Vagneur: An ode to Drifter | AspenTimes.com

Vagneur: An ode to Drifter

Tony Vagneur
Saddle Sore

He first caught my attention in ’02 or ’03, a big, beautiful blue roan who always came up to us out of curiosity when we were gathering cows from a common pasture they shared with the horses.

“How come nobody rides that roan?” I asked. “He sure is friendly.”

“You can’t trust that horse — he’d just as soon buck you off as look at you. I’m gonna send him back to Nebraska, where he came from, before somebody gets hurt.”

I’d been helping Willie Fender gather cows that spring and kept bugging him about the roan, even offering to deliver him back to Nebraska.

“Hell,” Fender finally said. “Why don’t you take him over to your place? Maybe you can get along with him.”

Hanging out in the loafing shed were my two main horses at the time, Donald and Telby, two sorrel half-brothers, and I turned Drifter in with them with a bit of trepidation. A new horse can stir up some reckless socialization, and I didn’t want anybody to get hurt. Drifter walked into the shed, turned around and stood between the two, looking out, without a fuss on anyone’s part. At that moment, I knew I was going to keep the big boy.

Despite the best of claims that had been given to Fender when he acquired him, Drifter was not a fully broke horse. My God, the horse was green and tried my patience with regularity. Apparently, I tried his as well, for he tried to kill me on several occasions, but only managed to buck me off once. Through it all, we gained respect for each other and we had the makings of a good team.

It took a couple of months, but toward the end of the summer, I struck a deal with Fender. The American Quarter Horse Association papers said his name was Easy Money Driftwood, going back to Joe Hancock and a Driftwood mare. A finer pedigree could not be found, at least not in my book.

Drifter was a worker in the corrals, never tiring of the routine and always intent in getting the cows where they needed to be. He had that sense — “cowy,” ranch people call it — the ability to know what a cow is thinking before she does. His big size (he weighed around 1,450 pounds when in shape, with excellent conformation and height to match) allowed him to move through the herd without argument, no matter how tight those bovines might be crowded into a pen. And if they didn’t move fast enough, he’d nip them on the butt just to make his point.

It would be impossible to detail all we did, such as spending weeks at cow camp, packing salt to the cows, pushing them up mountainsides they wanted no part of and many times just enjoying our routine of riding herd. He could pull a cow out of a bog without looking back.

At 18, he was having a great summer — he was healthy, really walking out, just alive with energy, making me wish he was younger so I’d have him longer.
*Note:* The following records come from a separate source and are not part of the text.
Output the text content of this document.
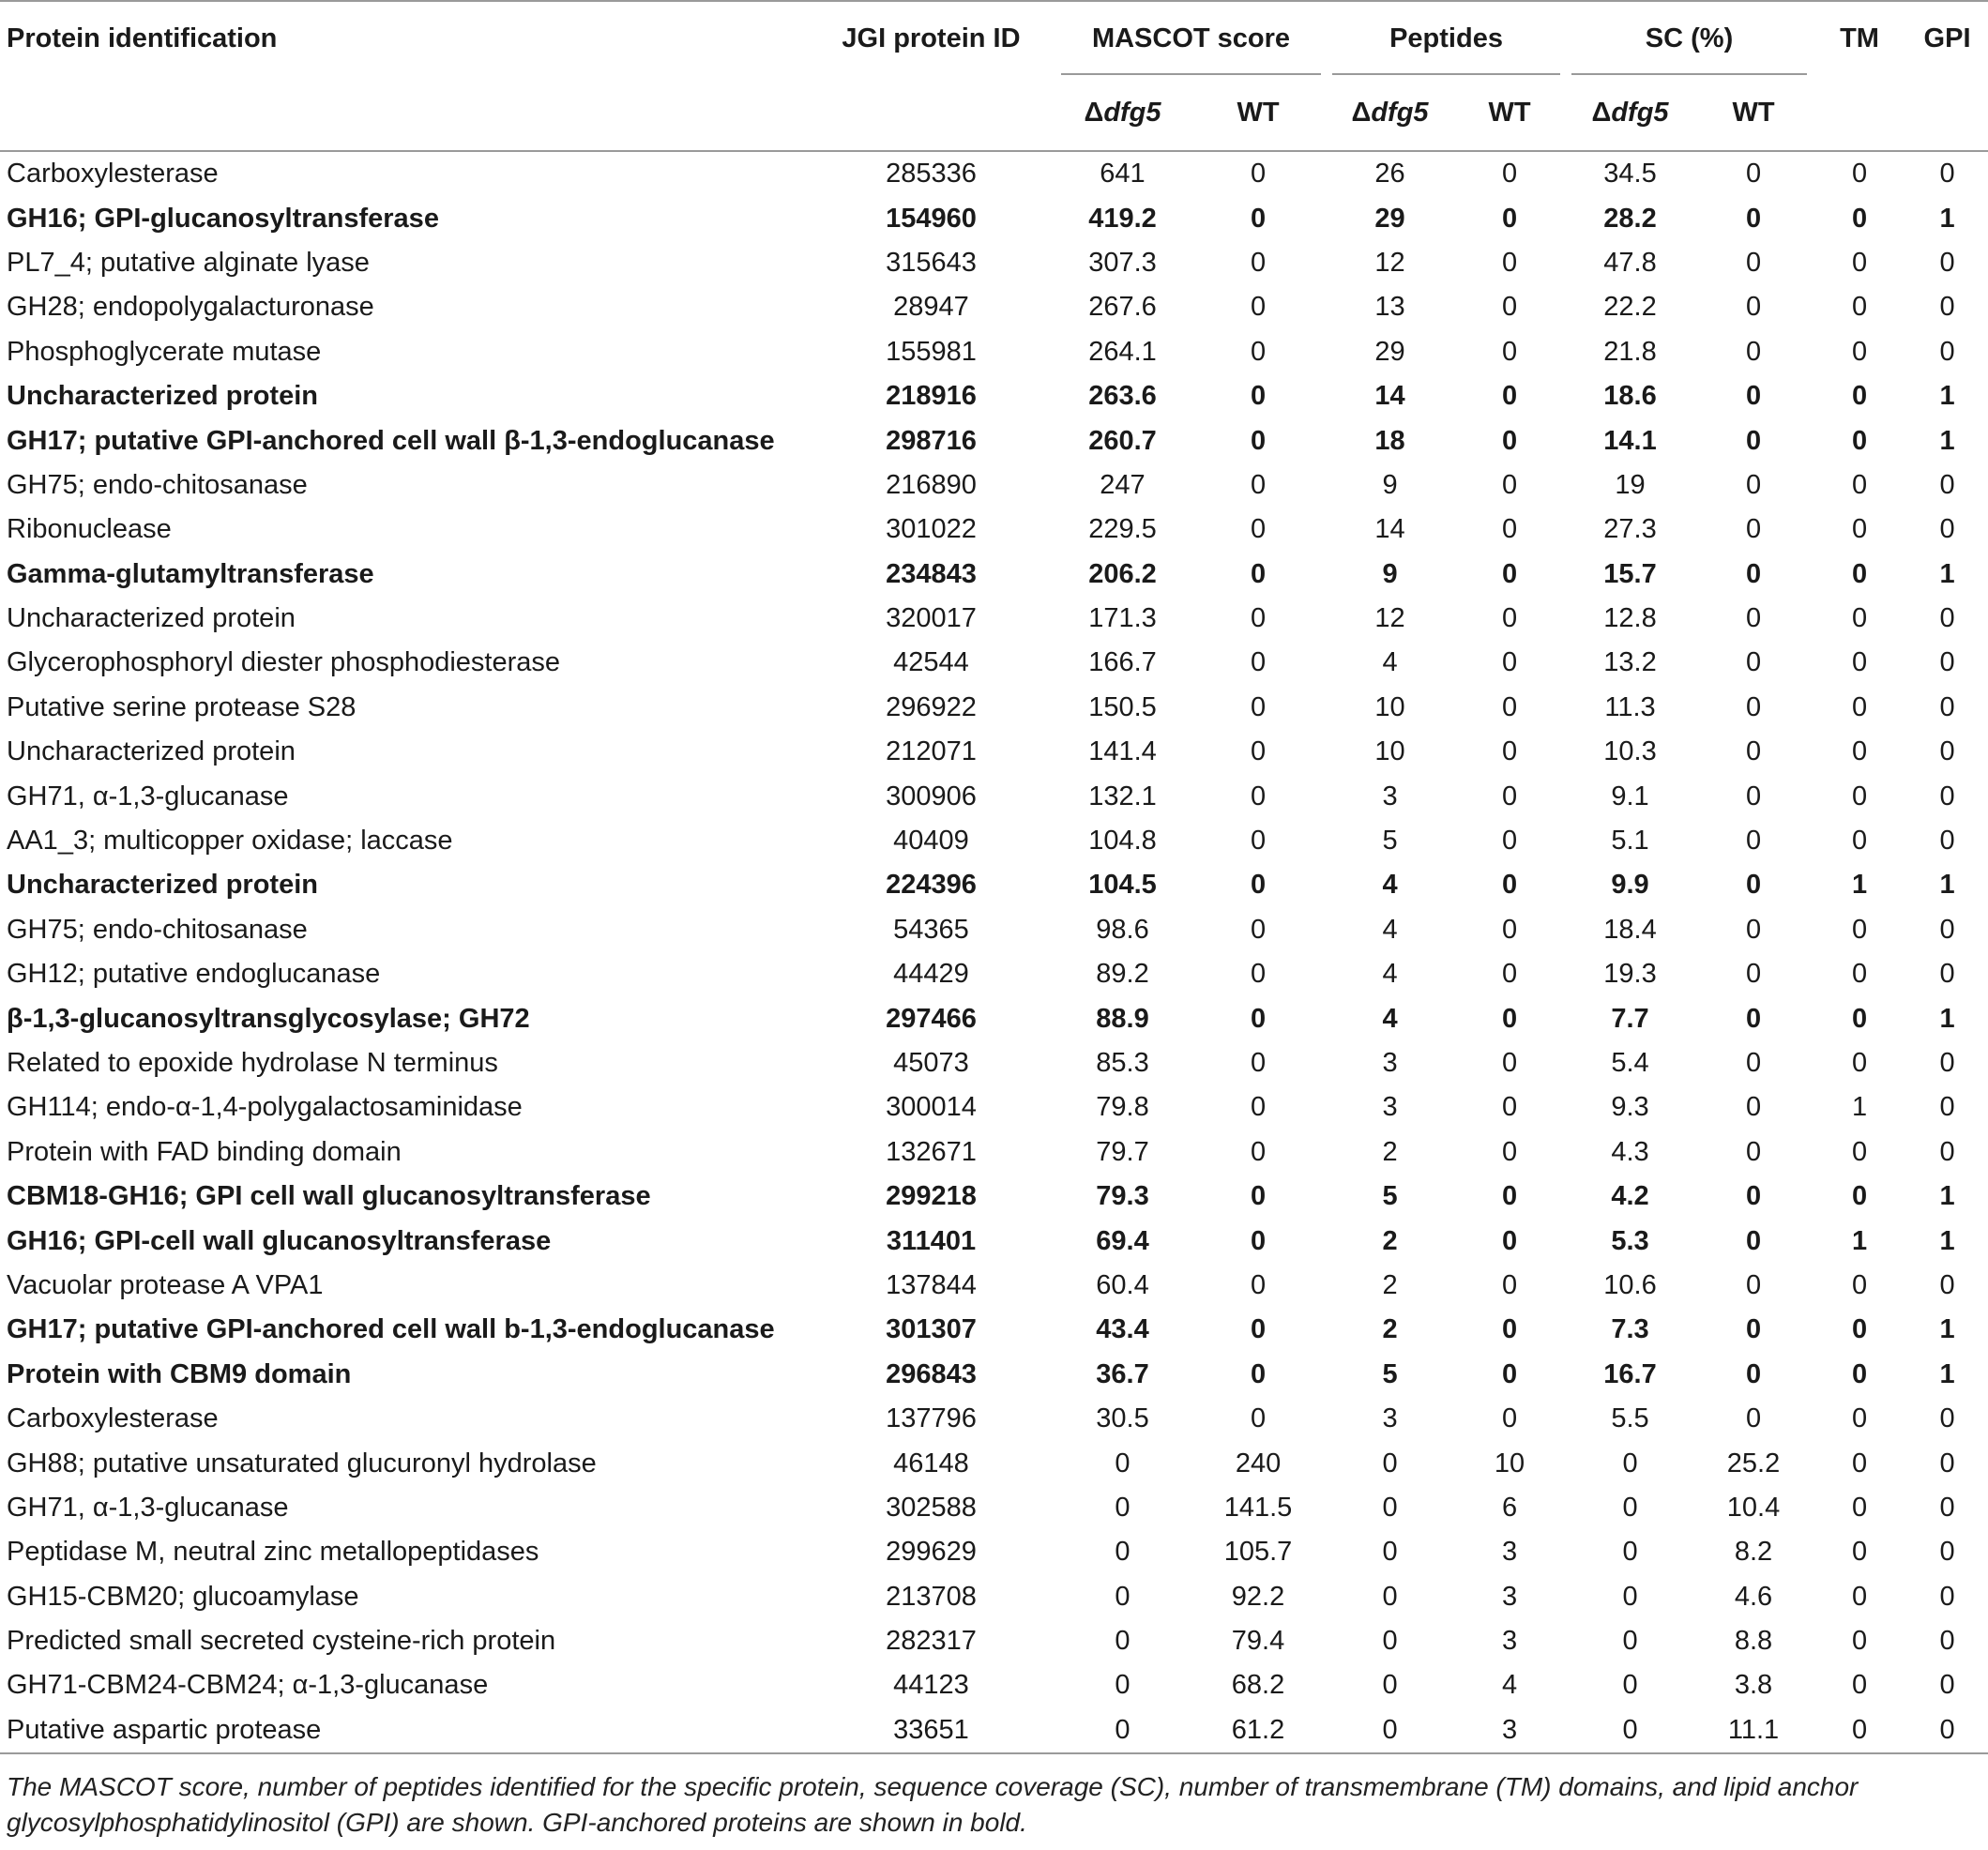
Protein identification	JGI protein ID	MASCOT score		Peptides		SC (%)		TM	GPI
		Δdfg5	WT	Δdfg5	WT	Δdfg5	WT		
Carboxylesterase	285336	641	0	26	0	34.5	0	0	0
GH16; GPI-glucanosyltransferase	154960	419.2	0	29	0	28.2	0	0	1
PL7_4; putative alginate lyase	315643	307.3	0	12	0	47.8	0	0	0
GH28; endopolygalacturonase	28947	267.6	0	13	0	22.2	0	0	0
Phosphoglycerate mutase	155981	264.1	0	29	0	21.8	0	0	0
Uncharacterized protein	218916	263.6	0	14	0	18.6	0	0	1
GH17; putative GPI-anchored cell wall β-1,3-endoglucanase	298716	260.7	0	18	0	14.1	0	0	1
GH75; endo-chitosanase	216890	247	0	9	0	19	0	0	0
Ribonuclease	301022	229.5	0	14	0	27.3	0	0	0
Gamma-glutamyltransferase	234843	206.2	0	9	0	15.7	0	0	1
Uncharacterized protein	320017	171.3	0	12	0	12.8	0	0	0
Glycerophosphoryl diester phosphodiesterase	42544	166.7	0	4	0	13.2	0	0	0
Putative serine protease S28	296922	150.5	0	10	0	11.3	0	0	0
Uncharacterized protein	212071	141.4	0	10	0	10.3	0	0	0
GH71, α-1,3-glucanase	300906	132.1	0	3	0	9.1	0	0	0
AA1_3; multicopper oxidase; laccase	40409	104.8	0	5	0	5.1	0	0	0
Uncharacterized protein	224396	104.5	0	4	0	9.9	0	1	1
GH75; endo-chitosanase	54365	98.6	0	4	0	18.4	0	0	0
GH12; putative endoglucanase	44429	89.2	0	4	0	19.3	0	0	0
β-1,3-glucanosyltransglycosylase; GH72	297466	88.9	0	4	0	7.7	0	0	1
Related to epoxide hydrolase N terminus	45073	85.3	0	3	0	5.4	0	0	0
GH114; endo-α-1,4-polygalactosaminidase	300014	79.8	0	3	0	9.3	0	1	0
Protein with FAD binding domain	132671	79.7	0	2	0	4.3	0	0	0
CBM18-GH16; GPI cell wall glucanosyltransferase	299218	79.3	0	5	0	4.2	0	0	1
GH16; GPI-cell wall glucanosyltransferase	311401	69.4	0	2	0	5.3	0	1	1
Vacuolar protease A VPA1	137844	60.4	0	2	0	10.6	0	0	0
GH17; putative GPI-anchored cell wall b-1,3-endoglucanase	301307	43.4	0	2	0	7.3	0	0	1
Protein with CBM9 domain	296843	36.7	0	5	0	16.7	0	0	1
Carboxylesterase	137796	30.5	0	3	0	5.5	0	0	0
GH88; putative unsaturated glucuronyl hydrolase	46148	0	240	0	10	0	25.2	0	0
GH71, α-1,3-glucanase	302588	0	141.5	0	6	0	10.4	0	0
Peptidase M, neutral zinc metallopeptidases	299629	0	105.7	0	3	0	8.2	0	0
GH15-CBM20; glucoamylase	213708	0	92.2	0	3	0	4.6	0	0
Predicted small secreted cysteine-rich protein	282317	0	79.4	0	3	0	8.8	0	0
GH71-CBM24-CBM24; α-1,3-glucanase	44123	0	68.2	0	4	0	3.8	0	0
Putative aspartic protease	33651	0	61.2	0	3	0	11.1	0	0
The MASCOT score, number of peptides identified for the specific protein, sequence coverage (SC), number of transmembrane (TM) domains, and lipid anchor glycosylphosphatidylinositol (GPI) are shown. GPI-anchored proteins are shown in bold.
I rode him almost every day. His behavior was good, and my daughter remarked last month while we were stopped for lunch, “If people didn’t know his history, they’d think he’s always been a steady, calm horse.” And that’s what he mostly was.
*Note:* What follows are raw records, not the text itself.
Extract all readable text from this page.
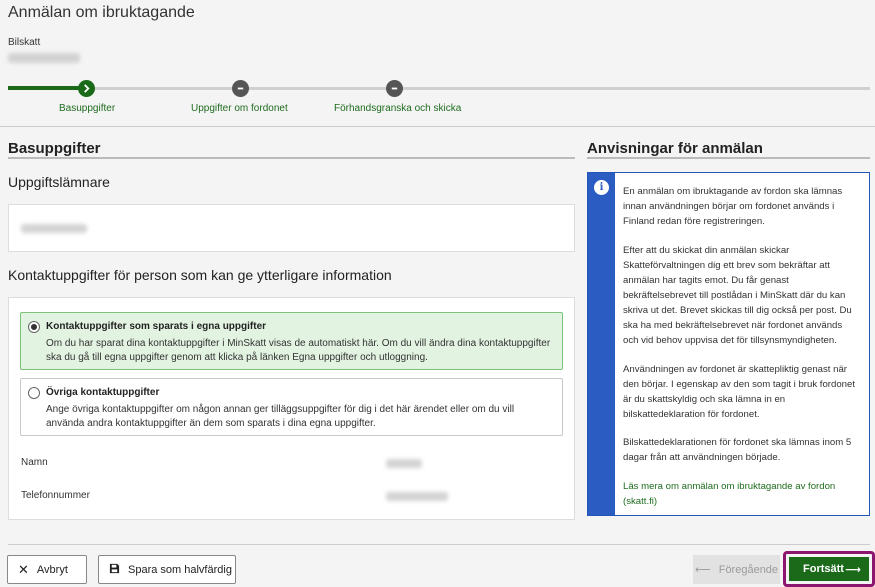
Anmälan om ibruktagande
Bilskatt
Basuppgifter	Uppgifter om fordonet	Förhandsgranska och skicka
Basuppgifter
Uppgiftslämnare
Kontaktuppgifter för person som kan ge ytterligare information
Kontaktuppgifter som sparats i egna uppgifter
Om du har sparat dina kontaktuppgifter i MinSkatt visas de automatiskt här. Om du vill ändra dina kontaktuppgifter ska du gå till egna uppgifter genom att klicka på länken Egna uppgifter och utloggning.
Övriga kontaktuppgifter
Ange övriga kontaktuppgifter om någon annan ger tilläggsuppgifter för dig i det här ärendet eller om du vill använda andra kontaktuppgifter än dem som sparats i dina egna uppgifter.
Namn
Telefonnummer
Anvisningar för anmälan
i	En anmälan om ibruktagande av fordon ska lämnas innan användningen börjar om fordonet används i Finland redan före registreringen.
Efter att du skickat din anmälan skickar Skatteförvaltningen dig ett brev som bekräftar att anmälan har tagits emot. Du får genast bekräftelsebrevet till postlådan i MinSkatt där du kan skriva ut det. Brevet skickas till dig också per post. Du ska ha med bekräftelsebrevet när fordonet används och vid behov uppvisa det för tillsynsmyndigheten.
Användningen av fordonet är skattepliktig genast när den börjar. I egenskap av den som tagit i bruk fordonet är du skattskyldig och ska lämna in en bilskattedeklaration för fordonet.
Bilskattedeklarationen för fordonet ska lämnas inom 5 dagar från att användningen började.
Läs mera om anmälan om ibruktagande av fordon (skatt.fi)
✕ Avbryt	Spara som halvfärdig	⟵ Föregående Fortsätt ⟶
He was the leader of the herd, keeping order and maintaining equanimity no matter the situation. They’re still waiting for him to come home.

Last Friday I awoke to find Drifter suffering from colic, a generic term for a horse’s stomachache. He was in a lot of pain, trying to roll every few seconds and looking at me with that horse sense that says, “Help me.” I kept him walking, kept him up while Margaret called Doc Canning, the vet, and waited on the road for his arrival. We knew it was serious.

After much testing and attention to detail, Canning said, “Drifter has a ruptured stomach.” He laid out other limited, high-risk options, but watching powerful Drifter trembling in pain, I knew what had to be done.

“Let’s put him down.” I couldn’t talk anymore.

My son-in-law Ty buried him here on the ranch, and it rained all that day — a cold, drizzly rain that added to the depression of the mood. Late that evening, a beautiful double rainbow came out, landing on Drifter’s grave, a fitting send-off for a great horse, a legend in his own right.

By Sunday, the reality, the suddenness of it began to burrow deep into me, and I found Drifter’s hoof prints in the ground where I’d been walking him, faint and nearly wiped out by Friday’s rain. That afternoon, the wind came up, stirring the vestiges of Drifter’s last earthly imprints skyward, gone forever, and only memories remained.